Despite progress in recent years, Lao PDR still has the highest under-five child mortality rate in Southeast Asia, 46 per 1,000 live births, according to the Lao Social Indicator Survey (LSIS-II). This is due mainly to newborn complications, diarrhoea and pneumonia. Child mortality has a greater impact on children from poor and disadvantaged families.
Most child deaths are preventable or treatable with high-impact, low-cost health and nutrition interventions, such as immunization, and the integrated management of newborn and childhood illnesses. The impact on child health varies greatly depending on socio-economic group, ethnicity, geographical location and the educational level of the parents.
Immunization of both mothers and children is the most cost-effective, high-impact intervention for reducing mortality and morbidity.
Continuous care across life stages and from home to the health facility, with timely referral and follow-up, is crucial for child survival and development. Evidence shows that an effective continuum of care, which includes intervention packages from pre-pregnancy to delivery, immediate postpartum care and for children up to age 5, is essential to the well-being of this and the next generation.

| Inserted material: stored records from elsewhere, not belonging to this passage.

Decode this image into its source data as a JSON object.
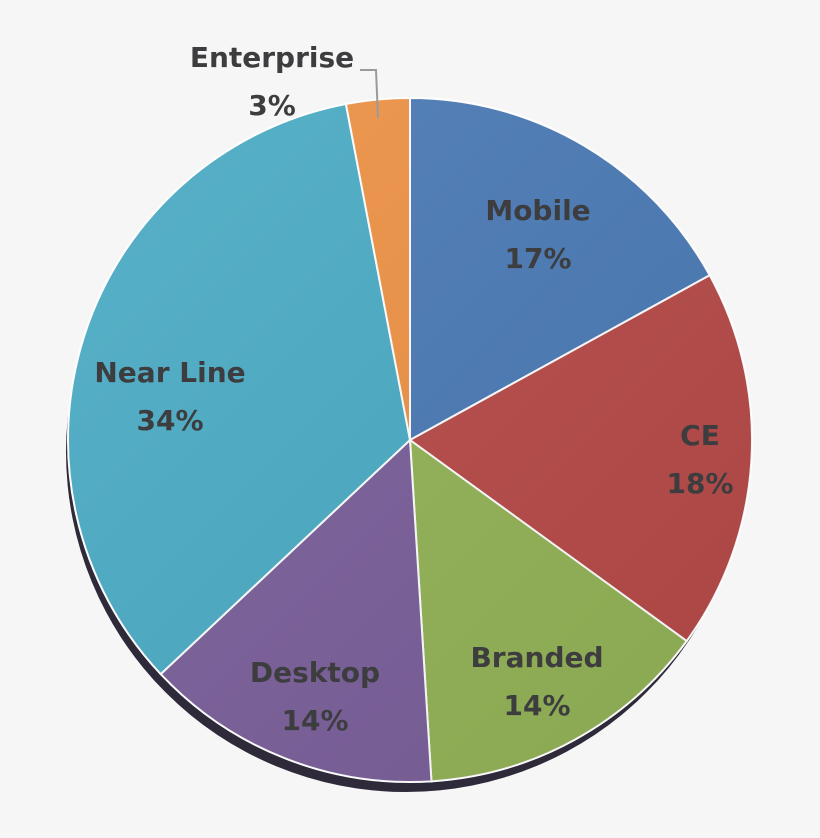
{
  "chart_data": {
    "type": "pie",
    "title": "",
    "categories": [
      "Mobile",
      "CE",
      "Branded",
      "Desktop",
      "Near Line",
      "Enterprise"
    ],
    "values": [
      17,
      18,
      14,
      14,
      34,
      3
    ],
    "labels": [
      "17%",
      "18%",
      "14%",
      "14%",
      "34%",
      "3%"
    ],
    "colors": [
      "#4a7ab5",
      "#b64a48",
      "#93b356",
      "#7a5f9a",
      "#4aabc4",
      "#ee9245"
    ],
    "start_angle_deg": 0,
    "direction": "clockwise",
    "legend": "none",
    "data_labels": "category name and percentage"
  }
}
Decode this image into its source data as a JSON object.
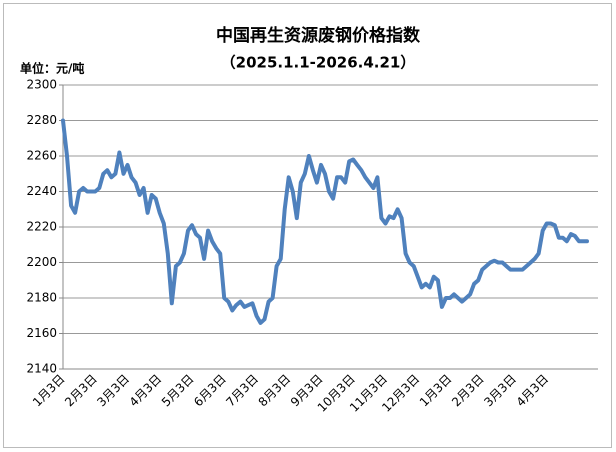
{
  "chart_data": {
    "type": "line",
    "title": "中国再生资源废钢价格指数",
    "subtitle": "（2025.1.1-2026.4.21）",
    "unit_label": "单位：元/吨",
    "categories": [
      "1月3日",
      null,
      null,
      null,
      null,
      null,
      null,
      null,
      "2月3日",
      null,
      null,
      null,
      null,
      null,
      null,
      null,
      "3月3日",
      null,
      null,
      null,
      null,
      null,
      null,
      null,
      "4月3日",
      null,
      null,
      null,
      null,
      null,
      null,
      null,
      "5月3日",
      null,
      null,
      null,
      null,
      null,
      null,
      null,
      "6月3日",
      null,
      null,
      null,
      null,
      null,
      null,
      null,
      "7月3日",
      null,
      null,
      null,
      null,
      null,
      null,
      null,
      "8月3日",
      null,
      null,
      null,
      null,
      null,
      null,
      null,
      "9月3日",
      null,
      null,
      null,
      null,
      null,
      null,
      null,
      "10月3日",
      null,
      null,
      null,
      null,
      null,
      null,
      null,
      "11月3日",
      null,
      null,
      null,
      null,
      null,
      null,
      null,
      "12月3日",
      null,
      null,
      null,
      null,
      null,
      null,
      null,
      "1月3日",
      null,
      null,
      null,
      null,
      null,
      null,
      null,
      "2月3日",
      null,
      null,
      null,
      null,
      null,
      null,
      null,
      "3月3日",
      null,
      null,
      null,
      null,
      null,
      null,
      null,
      "4月3日",
      null,
      null,
      null,
      null,
      null,
      null,
      null,
      null,
      null,
      null
    ],
    "values": [
      2280,
      2260,
      2232,
      2228,
      2240,
      2242,
      2240,
      2240,
      2240,
      2242,
      2250,
      2252,
      2248,
      2250,
      2262,
      2250,
      2255,
      2248,
      2245,
      2238,
      2242,
      2228,
      2238,
      2236,
      2228,
      2222,
      2205,
      2177,
      2198,
      2200,
      2205,
      2218,
      2221,
      2216,
      2214,
      2202,
      2218,
      2212,
      2208,
      2205,
      2180,
      2178,
      2173,
      2176,
      2178,
      2175,
      2176,
      2177,
      2170,
      2166,
      2168,
      2178,
      2180,
      2198,
      2202,
      2230,
      2248,
      2240,
      2225,
      2245,
      2250,
      2260,
      2252,
      2245,
      2255,
      2250,
      2240,
      2236,
      2248,
      2248,
      2245,
      2257,
      2258,
      2255,
      2252,
      2248,
      2245,
      2242,
      2248,
      2225,
      2222,
      2226,
      2225,
      2230,
      2225,
      2205,
      2200,
      2198,
      2192,
      2186,
      2188,
      2186,
      2192,
      2190,
      2175,
      2180,
      2180,
      2182,
      2180,
      2178,
      2180,
      2182,
      2188,
      2190,
      2196,
      2198,
      2200,
      2201,
      2200,
      2200,
      2198,
      2196,
      2196,
      2196,
      2196,
      2198,
      2200,
      2202,
      2205,
      2218,
      2222,
      2222,
      2221,
      2214,
      2214,
      2212,
      2216,
      2215,
      2212,
      2212,
      2212
    ],
    "color": "#4f81bd",
    "ylim": [
      2140,
      2300
    ],
    "yticks": [
      2140,
      2160,
      2180,
      2200,
      2220,
      2240,
      2260,
      2280,
      2300
    ],
    "grid": true
  }
}
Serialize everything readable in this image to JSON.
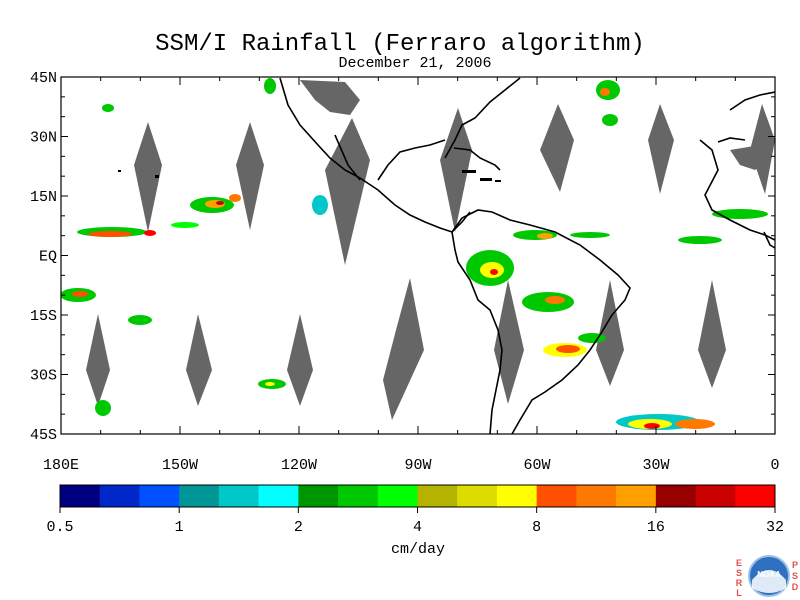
{
  "title": "SSM/I Rainfall (Ferraro algorithm)",
  "subtitle": "December 21, 2006",
  "map": {
    "lat_labels": [
      "45N",
      "30N",
      "15N",
      "EQ",
      "15S",
      "30S",
      "45S"
    ],
    "lat_values": [
      45,
      30,
      15,
      0,
      -15,
      -30,
      -45
    ],
    "lon_labels": [
      "180E",
      "150W",
      "120W",
      "90W",
      "60W",
      "30W",
      "0"
    ],
    "lon_values": [
      -180,
      -150,
      -120,
      -90,
      -60,
      -30,
      0
    ],
    "extent": {
      "lon_min": -180,
      "lon_max": 0,
      "lat_min": -45,
      "lat_max": 45
    },
    "swath_gap_color": "#666666",
    "land_color": "#ffffff",
    "missing_color": "#666666"
  },
  "colorbar": {
    "colors": [
      "#00007f",
      "#0028c8",
      "#0050ff",
      "#009696",
      "#00c8c8",
      "#00ffff",
      "#009600",
      "#00c800",
      "#00ff00",
      "#b4b400",
      "#dcdc00",
      "#ffff00",
      "#ff5000",
      "#ff7800",
      "#ffa000",
      "#960000",
      "#c80000",
      "#ff0000"
    ],
    "labels": [
      "0.5",
      "1",
      "2",
      "4",
      "8",
      "16",
      "32"
    ],
    "unit": "cm/day"
  },
  "logo": {
    "left_letters": [
      "E",
      "S",
      "R",
      "L"
    ],
    "right_letters": [
      "P",
      "S",
      "D"
    ],
    "name": "NOAA"
  }
}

The latest data for Lao PDR (LSIS) show that although more children are accessing high-impact health and nutrition interventions, still less than half of all children are being reached. Evidence also suggests that only about half of all children are fully vaccinated by the age of one.
Between 2007 and 2017, immunization coverage for the first dose of measles-containing vaccine increased from 40% to 82%, according to administrative routine immunization coverage data; and the three-dose DPT vaccine increased from 50% to 85%. But recent successes in immunization coverage are fragile, and the challenge is to not only reach but maintain national SDG targets.